Defining and communicating an organization’s purpose is becoming a priority within some organizations. But it often entails overcoming some challenges.
As part of our collaboration with BCG BrightHouse, the global creative consultancy, we interviewed 12 senior leaders in large organizations to learn about how the notion of “purpose” is discussed and operationalized. Many of the hurdles they cited are similar to those that accompany setting up an innovation function in the first place.
Karen Murphy, Chief Innovation Officer of the Pennsylvania-based healthcare provider Geisinger, said she thinks it can be hard for people to move past their comfort zones when it comes to linking purpose and innovation work — particularly when working on transformational innovation initiatives.
But another challenge is a common one: funding.
Karen Murphy, Chief Innovation Officer, Geisinger: “I think [one of the challenges] is the willingness for people to change and think out of the box. Radical innovation is not something the industry has embraced, really. I think, to get everybody to that mindset of let’s start at ground zero, and let’s use human-centered design, to say, ‘How do we design something completely different than what we’re doing right now?’ It’s very hard to get operators in that mindset.
I think the other challenge is funding innovation. With all the competing priorities… when you’re in a situation like [the healthcare industry] is now, performance is so important. You’re looking at competing priorities. And it’s very hard to say, ‘I’m not going to pay for contracted staff,’ or ‘I’m not going to pay for an MRI machine so I can fund innovation.’… It takes resources to really innovate. You can’t innovate and operate at the same time.”
For Muna Hamza, the Director of Purpose and the Innovation Accelerator at General Motors, the biggest challenges are making purpose a priority, and measuring its impact.
A desire to define purpose came about relatively recently at GM, Hamza said, so the Detroit-based auto company is still working to stand it up fully. Communicating about — and prioritizing — purpose are facets of the plan the organization is still working through.
Muna Hamza, Director of Purpose and Innovation Accelerator, General Motors: “I think the biggest challenge is probably the one that’s common to most organizations, which is how do you prove the value of [purpose], in a world where people are bombarded with different priorities and things that they need to focus on and results that they need to deliver?
Purpose is notoriously hard to measure in a meaningful way… Some people intrinsically get it, and others are not there yet… How you prove the value of [purpose] at GM may be very different to how you prove the value of it in another organization; you have to know your population and know where to meet them.

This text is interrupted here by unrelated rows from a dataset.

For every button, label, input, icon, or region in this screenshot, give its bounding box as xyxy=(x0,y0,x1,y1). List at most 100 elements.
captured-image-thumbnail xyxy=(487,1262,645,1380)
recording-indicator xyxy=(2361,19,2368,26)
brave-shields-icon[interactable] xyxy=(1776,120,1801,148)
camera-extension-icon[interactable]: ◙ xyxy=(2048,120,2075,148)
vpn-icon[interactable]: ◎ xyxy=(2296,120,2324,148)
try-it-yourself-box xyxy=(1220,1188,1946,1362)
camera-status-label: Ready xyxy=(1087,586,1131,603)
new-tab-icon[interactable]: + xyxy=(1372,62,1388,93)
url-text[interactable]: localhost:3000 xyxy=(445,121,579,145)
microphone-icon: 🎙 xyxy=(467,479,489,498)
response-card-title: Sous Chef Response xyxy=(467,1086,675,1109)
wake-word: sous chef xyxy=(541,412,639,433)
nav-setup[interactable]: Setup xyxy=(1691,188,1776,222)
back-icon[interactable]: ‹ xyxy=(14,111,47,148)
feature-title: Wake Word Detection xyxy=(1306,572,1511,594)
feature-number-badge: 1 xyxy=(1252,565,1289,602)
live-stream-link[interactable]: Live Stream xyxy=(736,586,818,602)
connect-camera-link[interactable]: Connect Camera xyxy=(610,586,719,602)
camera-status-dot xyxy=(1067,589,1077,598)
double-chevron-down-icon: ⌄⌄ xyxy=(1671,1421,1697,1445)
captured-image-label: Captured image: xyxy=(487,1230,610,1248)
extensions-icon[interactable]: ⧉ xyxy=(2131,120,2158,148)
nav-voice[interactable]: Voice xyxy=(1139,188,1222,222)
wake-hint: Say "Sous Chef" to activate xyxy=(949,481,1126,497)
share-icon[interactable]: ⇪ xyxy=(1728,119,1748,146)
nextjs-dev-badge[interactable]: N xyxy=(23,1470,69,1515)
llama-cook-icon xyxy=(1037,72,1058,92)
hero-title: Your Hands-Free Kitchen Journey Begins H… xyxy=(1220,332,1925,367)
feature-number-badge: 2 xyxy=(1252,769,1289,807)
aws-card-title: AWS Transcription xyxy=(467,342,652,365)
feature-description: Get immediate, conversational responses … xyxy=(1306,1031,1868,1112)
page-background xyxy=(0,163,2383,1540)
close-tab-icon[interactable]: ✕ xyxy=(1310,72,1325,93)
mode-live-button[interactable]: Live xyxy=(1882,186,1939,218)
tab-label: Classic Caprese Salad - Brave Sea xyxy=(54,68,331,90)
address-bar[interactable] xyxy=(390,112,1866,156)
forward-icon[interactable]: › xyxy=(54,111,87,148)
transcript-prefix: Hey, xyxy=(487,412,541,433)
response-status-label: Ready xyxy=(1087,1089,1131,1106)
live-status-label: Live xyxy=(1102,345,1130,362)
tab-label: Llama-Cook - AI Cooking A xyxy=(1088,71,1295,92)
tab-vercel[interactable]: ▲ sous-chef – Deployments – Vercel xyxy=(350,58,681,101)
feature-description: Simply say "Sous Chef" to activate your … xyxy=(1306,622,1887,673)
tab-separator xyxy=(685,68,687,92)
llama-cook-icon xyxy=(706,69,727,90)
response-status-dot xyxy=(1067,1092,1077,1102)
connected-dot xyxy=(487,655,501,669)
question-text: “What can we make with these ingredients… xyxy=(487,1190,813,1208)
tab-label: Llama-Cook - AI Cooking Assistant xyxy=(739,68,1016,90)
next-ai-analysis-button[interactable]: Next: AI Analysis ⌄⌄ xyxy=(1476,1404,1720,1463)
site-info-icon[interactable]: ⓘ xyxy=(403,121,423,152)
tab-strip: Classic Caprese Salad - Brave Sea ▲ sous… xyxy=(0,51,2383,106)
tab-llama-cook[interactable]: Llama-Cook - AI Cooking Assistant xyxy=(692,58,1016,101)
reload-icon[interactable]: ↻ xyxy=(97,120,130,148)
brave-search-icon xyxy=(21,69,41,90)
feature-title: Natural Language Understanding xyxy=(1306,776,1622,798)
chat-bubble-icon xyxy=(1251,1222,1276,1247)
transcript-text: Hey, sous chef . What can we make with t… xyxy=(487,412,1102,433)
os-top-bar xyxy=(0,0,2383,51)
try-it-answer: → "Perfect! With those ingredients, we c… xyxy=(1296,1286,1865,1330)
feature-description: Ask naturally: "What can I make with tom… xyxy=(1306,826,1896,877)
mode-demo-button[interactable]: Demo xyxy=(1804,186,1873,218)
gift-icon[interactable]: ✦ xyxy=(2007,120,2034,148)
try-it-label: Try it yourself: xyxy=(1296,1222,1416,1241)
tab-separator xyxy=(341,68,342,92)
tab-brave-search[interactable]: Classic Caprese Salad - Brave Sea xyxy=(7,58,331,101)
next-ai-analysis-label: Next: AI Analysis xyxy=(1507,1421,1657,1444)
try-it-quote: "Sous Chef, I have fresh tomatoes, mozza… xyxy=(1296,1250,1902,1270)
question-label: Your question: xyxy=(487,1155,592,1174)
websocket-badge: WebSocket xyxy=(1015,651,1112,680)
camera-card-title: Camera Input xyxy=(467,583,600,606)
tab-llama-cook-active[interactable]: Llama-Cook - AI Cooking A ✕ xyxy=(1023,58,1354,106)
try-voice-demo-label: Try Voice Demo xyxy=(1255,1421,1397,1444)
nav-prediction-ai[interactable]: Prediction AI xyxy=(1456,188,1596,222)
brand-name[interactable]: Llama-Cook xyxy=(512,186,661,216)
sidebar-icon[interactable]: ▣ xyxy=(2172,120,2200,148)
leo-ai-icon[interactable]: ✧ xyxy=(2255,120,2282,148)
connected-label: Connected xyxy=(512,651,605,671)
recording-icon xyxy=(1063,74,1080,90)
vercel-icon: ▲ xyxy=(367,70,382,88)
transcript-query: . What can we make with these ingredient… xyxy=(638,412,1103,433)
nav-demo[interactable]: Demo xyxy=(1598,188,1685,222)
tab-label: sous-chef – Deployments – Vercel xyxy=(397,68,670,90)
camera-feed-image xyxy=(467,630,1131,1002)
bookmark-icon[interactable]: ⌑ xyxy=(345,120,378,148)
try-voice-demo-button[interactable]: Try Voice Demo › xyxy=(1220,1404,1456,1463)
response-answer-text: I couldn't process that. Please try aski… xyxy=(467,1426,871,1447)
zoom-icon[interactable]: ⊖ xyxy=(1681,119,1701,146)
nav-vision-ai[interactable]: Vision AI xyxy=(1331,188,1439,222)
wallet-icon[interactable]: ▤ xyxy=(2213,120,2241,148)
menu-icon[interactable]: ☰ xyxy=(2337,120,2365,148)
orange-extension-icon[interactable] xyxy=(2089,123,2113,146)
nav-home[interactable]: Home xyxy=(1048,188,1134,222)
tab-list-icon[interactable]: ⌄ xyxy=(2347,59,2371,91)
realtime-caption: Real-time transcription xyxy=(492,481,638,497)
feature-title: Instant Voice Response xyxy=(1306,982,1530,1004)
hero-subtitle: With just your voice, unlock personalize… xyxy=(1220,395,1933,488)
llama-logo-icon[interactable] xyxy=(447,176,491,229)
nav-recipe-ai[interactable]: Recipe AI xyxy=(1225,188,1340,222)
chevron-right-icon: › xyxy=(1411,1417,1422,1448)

But that’s probably one of those evergreen problems around purpose. How do you make sure it’s not a fluffy, nice-to-do afterthought? If you take care of all the business first and then you get to purpose, it’s like, how do you reframe the whole question?
[Instead], it’s thinking about all of your business and your decisions through the lens of your purpose. If you see the power of doing that across the enterprise in a consistent way, and how that can align people, there’s a huge unlock, but it’s really easy to say and really hard to do.”
Kimberly Coletti is Global Director for LIFT Lab at Save the Children, a Connecticut-based NGO that aims to help improve the lives of children worldwide. (LIFT stands for Leveraging Innovation for Transformation.) She said that the two greatest challenges her team faces are budgets, and expectations from those outside of the innovation team.
Kimberly Coletti, Global Director for LIFT Lab at Save the Children: “We need funding to do this work. Many times, donors want to fund a specific initiative or innovator, but not the infrastructure of LIFT Lab. For-profit entities have robust research and development departments, but in a non-profit organization, resources to fund innovation programs come from very precious undesignated resources…
Internally, there are sometimes expectations that innovation work must be successful, quick, and under budget. But innovation work, by its nature, requires time and experimentation. Things don’t always go exactly according to plan, and sometimes the ideas don’t work as expected. That can be difficult for some people to understand and expect, so we have to be very transparent about how we might pivot, how it is ok to fail as long as we learn and it is ok to try something new. This is often challenging for people who haven’t worked in innovation before.”
Lara Ramdin, Chief Innovation Officer at Dole Sunshine, the fresh and packaged fruit supplier headquartered in Singapore, says her organization’s purpose centers around creating more sustainable, accessible food systems for all.
For Ramdin, one of the greatest challenges comes in sectioning off smaller pieces of the challenge to address one at a time. She said the other issue is that not enough other organizations have begun to consider the challenges Dole Sunshine has thought about.
Lara Ramdin, Chief Innovation Officer, Dole Sunshine: “[Combining sustainability and accessibility is] a really, really big piece of the puzzle to chew. It’s really difficult to bite off. It is completely understandable to say, ‘Actually, we’re going to tackle this bit, because this bit is the bit where we can have an impact.’ What I would say is, in my role as the Chief Innovation Officer of Dole [Sunshine], is ‘Here are the resources that we have available; here are the things that we can do; and this is the contribution that we can make.’
We recognize that we’re just a small part of a much bigger system. And it doesn’t work if it’s only us. What we really want is a dialogue. We want a dialogue with everybody.”